The country is experiencing 2.7% GDP growth, said Jeff Horowitz, global head of real estate, gaming and lodging corporate and investment banking for Bank of America Merrill Lynch, and looking at rates over a period of time, they’re trading above that one-third of the time. Most have been treading water, and while many would like to buy, they don’t see much out there, he said.
Over the past five years, other real estate classes have compressed 100 basis points while hotels have expanded by 50, Elliott said. One of those is wrong, he said.
“I would argue we’re underpriced,” he said. “As an industry, we’re so snakebit and worried about the end of the cycle, that people have no convictions. … We’re all worried about the end of the cycle. Our view—we’ve said this the last year and a half—this cycle doesn’t end in recession, it ends in a soft landing.”
The challenge in real estate today as a local business is politics, Shannon said.
“We just don’t know when the administration will start a global trade war or create a tariff, and that has a big impact on regional economics,” he said. “If you own a single asset in the market and you are dependent on import or export or a particular industry—if you thought you were gold in Colorado last week until the solar tax ban and a few other things—you just don’t quite know.”
Nontraded REITs
The nontraded real estate investment trust business has come back again, Elliott said, and each time it does, there’s a little more regulation and more sophisticated sponsors.
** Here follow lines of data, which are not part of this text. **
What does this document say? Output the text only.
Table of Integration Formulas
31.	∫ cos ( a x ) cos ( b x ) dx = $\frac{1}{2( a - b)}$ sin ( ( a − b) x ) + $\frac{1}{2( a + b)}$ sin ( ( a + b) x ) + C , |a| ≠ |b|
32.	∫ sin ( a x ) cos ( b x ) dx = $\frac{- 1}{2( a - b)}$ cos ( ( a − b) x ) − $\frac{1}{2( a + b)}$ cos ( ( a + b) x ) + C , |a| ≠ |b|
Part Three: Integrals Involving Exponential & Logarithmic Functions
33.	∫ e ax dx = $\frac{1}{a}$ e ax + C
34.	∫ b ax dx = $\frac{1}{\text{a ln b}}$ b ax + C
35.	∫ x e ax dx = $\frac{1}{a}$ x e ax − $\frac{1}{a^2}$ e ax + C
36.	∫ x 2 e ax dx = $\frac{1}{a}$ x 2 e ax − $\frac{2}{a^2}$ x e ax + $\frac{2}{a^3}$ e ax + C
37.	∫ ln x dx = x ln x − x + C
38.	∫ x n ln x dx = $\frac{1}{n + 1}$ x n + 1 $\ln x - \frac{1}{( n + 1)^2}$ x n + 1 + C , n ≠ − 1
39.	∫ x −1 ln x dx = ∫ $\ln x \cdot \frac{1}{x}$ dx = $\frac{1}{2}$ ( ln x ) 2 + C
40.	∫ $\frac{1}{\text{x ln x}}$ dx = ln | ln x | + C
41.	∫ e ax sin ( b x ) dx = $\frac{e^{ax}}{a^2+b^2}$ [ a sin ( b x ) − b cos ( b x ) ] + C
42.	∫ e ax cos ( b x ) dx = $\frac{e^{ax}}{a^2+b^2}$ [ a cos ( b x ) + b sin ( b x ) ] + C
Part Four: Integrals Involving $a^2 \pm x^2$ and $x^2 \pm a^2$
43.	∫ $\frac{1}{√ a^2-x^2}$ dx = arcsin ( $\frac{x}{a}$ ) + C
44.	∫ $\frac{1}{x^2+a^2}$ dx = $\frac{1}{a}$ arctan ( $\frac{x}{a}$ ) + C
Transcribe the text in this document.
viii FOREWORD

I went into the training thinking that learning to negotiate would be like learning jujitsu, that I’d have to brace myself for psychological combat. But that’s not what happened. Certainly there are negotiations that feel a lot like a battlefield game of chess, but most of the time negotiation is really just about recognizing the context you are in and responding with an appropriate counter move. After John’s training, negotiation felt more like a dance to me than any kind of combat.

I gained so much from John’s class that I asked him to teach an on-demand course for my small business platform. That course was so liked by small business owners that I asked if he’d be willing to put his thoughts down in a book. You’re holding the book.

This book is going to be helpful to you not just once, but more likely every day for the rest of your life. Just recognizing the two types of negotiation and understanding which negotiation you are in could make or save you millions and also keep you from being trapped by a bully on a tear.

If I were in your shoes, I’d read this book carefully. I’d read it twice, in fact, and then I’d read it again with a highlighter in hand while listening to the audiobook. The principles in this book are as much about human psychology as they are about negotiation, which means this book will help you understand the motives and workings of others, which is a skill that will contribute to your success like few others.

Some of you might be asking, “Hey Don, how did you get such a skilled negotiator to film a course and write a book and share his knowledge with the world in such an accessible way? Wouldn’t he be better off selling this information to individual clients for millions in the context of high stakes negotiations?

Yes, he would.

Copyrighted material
Watermark has been active, Blackstone created one and Starwood Capital is about to enter the field, he said.
What was interesting about the Blackstone entry wasn’t just that it helped legitimize this particular vehicle, but that it punched through into the wirehouse environment, said W. Michael Murphy, head of lodging and leisure capital markets at First Fidelity Companies, which has been opposed to any of that kind of product over the last number of years.
“That’s huge,” he said. “Rather than going through the smaller broker dealers, to go through a wirehouse that has millions of customers selling that product to.”
Companies like Blackstone have done feeder funds through individuals for many years, and this is another vehicle, Shannon said, but he is worried about individual investors not being fully informed or fully understanding the business. In the past, some of those investments ended poorly with brokers taking advantage of their clients through misrepresentation, he said. He advised to be careful when getting involved with the uneducated individual consumer.
Horowitz said his company has worked on both sides, working with nontraded REITs as well as with private wealth management people. His company made two deals in this space, raising about $1 billion for JLL and is now selling for Blackstone.
For the type of investor his company sees, the tickets are about $150,000, well above the amounts previously associated with nontraded REIT tickets. These individual investors are the ones who don’t want to see things go up and down every day, he said.
“They want yield and not to pay attention to it all the time,” he said.
As more credible people in the hotel industry have entered the nontraded REIT space, the space has become more ethical and has gained legitimacy, Shannon said. He cited how reputable, publicly traded companies with internal controls and reputational risk controls, such as Marriott and Disney, helped the timeshare industry.
“We saw those industries get much better in terms of the kind of information, the illustrations they gave to buyers,” he said.
Blackstone will do the same for the nontraded REIT world, he said.